An article in CityAM this week asked whether coronavirus will be ‘the tipping point for company communications’ in the financial sector.
Here we look at what the current situation means for financial services communications, and whether it will indeed create a sea-change in the way that firms communicate with clients and prospects.
Is the virus just speeding trends already in existence?
The article claims that while the word ‘unprecedented’ is used almost constantly at the moment. However, the ways that companies communicate with investors – and indeed the way the financial market in general operates – have not responded with similarly unprecedented change.
Instead, current circumstances have led to ‘the acceleration of trends that were already in place’. The article cites the example of the AGM, a tradition it claims ‘has been diminishing’ in value for some time.
How does this translate to investor communications?
Traditionally investors have been communicated with via a couple of routes, both of which have also seen changes in recent years.
The traditional channels of communication to investors were:
- Via brokers – whose research informed investor decisions (although they have played a less crucial role post-MiFIDII, where they are often prevented from attending meetings between companies and their investors).
- Direct to the media – a route used particularly to release results-related news. This has also declined in importance in recent years, as the mainstream printed media has been supplemented and, in some cases, supplanted by new news sources.
Making it easy for investors to find financial information
Most if not all financial firms have responded to these shifts by including investor information on their websites. Often, companies have large areas of their site devoted to investors.
But this is ‘pull’ information – relying on the investor proactively seeking it out.
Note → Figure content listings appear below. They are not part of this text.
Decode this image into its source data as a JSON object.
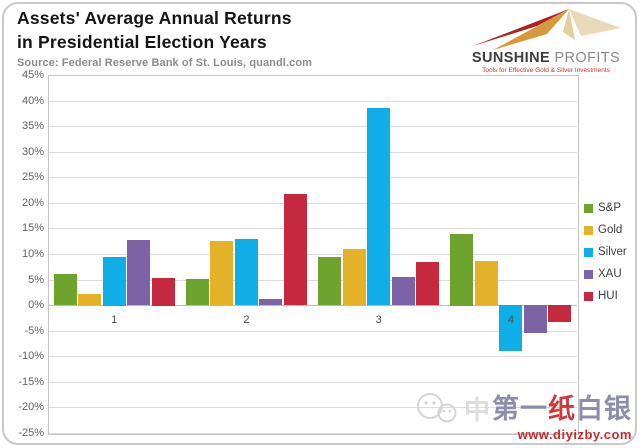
{
  "header": {
    "title_line1": "Assets' Average Annual Returns",
    "title_line2": "in Presidential Election Years",
    "source": "Source: Federal Reserve Bank of St. Louis, quandl.com"
  },
  "logo": {
    "brand_primary": "SUNSHINE",
    "brand_secondary": "PROFITS",
    "tagline": "Tools for Effective Gold & Silver Investments",
    "colors": {
      "blade_red": "#ad2024",
      "blade_gold": "#d79a3b",
      "blade_pale": "#e9d9b8",
      "tagline": "#c0392b"
    }
  },
  "chart_data": {
    "type": "bar",
    "title": "Assets' Average Annual Returns in Presidential Election Years",
    "categories": [
      "1",
      "2",
      "3",
      "4"
    ],
    "series": [
      {
        "name": "S&P",
        "color": "#6fa32f",
        "values": [
          6.0,
          5.1,
          9.4,
          14.0
        ]
      },
      {
        "name": "Gold",
        "color": "#e3b229",
        "values": [
          2.1,
          12.6,
          11.0,
          8.7
        ]
      },
      {
        "name": "Silver",
        "color": "#0faee6",
        "values": [
          9.5,
          13.0,
          38.5,
          -8.9
        ]
      },
      {
        "name": "XAU",
        "color": "#7c63a5",
        "values": [
          12.7,
          1.2,
          5.5,
          -5.4
        ]
      },
      {
        "name": "HUI",
        "color": "#c4293f",
        "values": [
          5.4,
          21.8,
          8.5,
          -3.4
        ]
      }
    ],
    "xlabel": "",
    "ylabel": "",
    "ylim": [
      -25,
      45
    ],
    "ytick_step": 5,
    "ytick_format": "percent",
    "grid": true,
    "legend_position": "right"
  },
  "watermark": {
    "faint_char": "中",
    "text_part1": "第一",
    "text_part2": "纸",
    "text_part3": "白银",
    "url": "www.diyizby.com",
    "colors": {
      "text": "#8d8dae",
      "accent": "#ce3a3c",
      "url": "#cc2a2a",
      "faint": "#d6d6d6"
    }
  }
}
Do firms need to do more to ‘push’ this financial data out to investors?
The CityAM article suggests that, while many financial institutions – and increasingly, not just the largest ones – use digital data to assess potential investments, they are not optimising their use of digital platforms to share their own investor information.
The article claims that even before Covid-19 became a factor ‘there existed a huge imbalance between use of digital data by investors and by companies’.
How and why should financial institutions use digital to improve investor comms?
The article suggests three key steps
- Be comprehensive in your communications
Digital channels can be used to communicate all aspects of your business. This covers both financial data and non-financial information. All might be relevant to potential investors.
- Be proactive in pushing information out
But all too often, firms leave this information – as the article says – ‘inert, marooned on their website’. This is no use. Companies need to proactively take it out to current and potential investors.
- Grasp the opportunity that digital channels offer to promote your firm
After this crisis is over, the firms that have continued to communicate positively with investors will remain in the strongest shape. When face-to-face communication is impossible, embracing digital becomes an imperative rather than a nice-to-do.
Respond to changing circumstances
The article ends by claiming that ‘Coronavirus is accelerating the digitisation of investor communications, changing the way we interact with investors forever’.
In these – truly – unprecedented times, firms should take the opportunity to revisit their investor communications to ensure that they are taking every opportunity available to push the data they want investors to see via digital channels.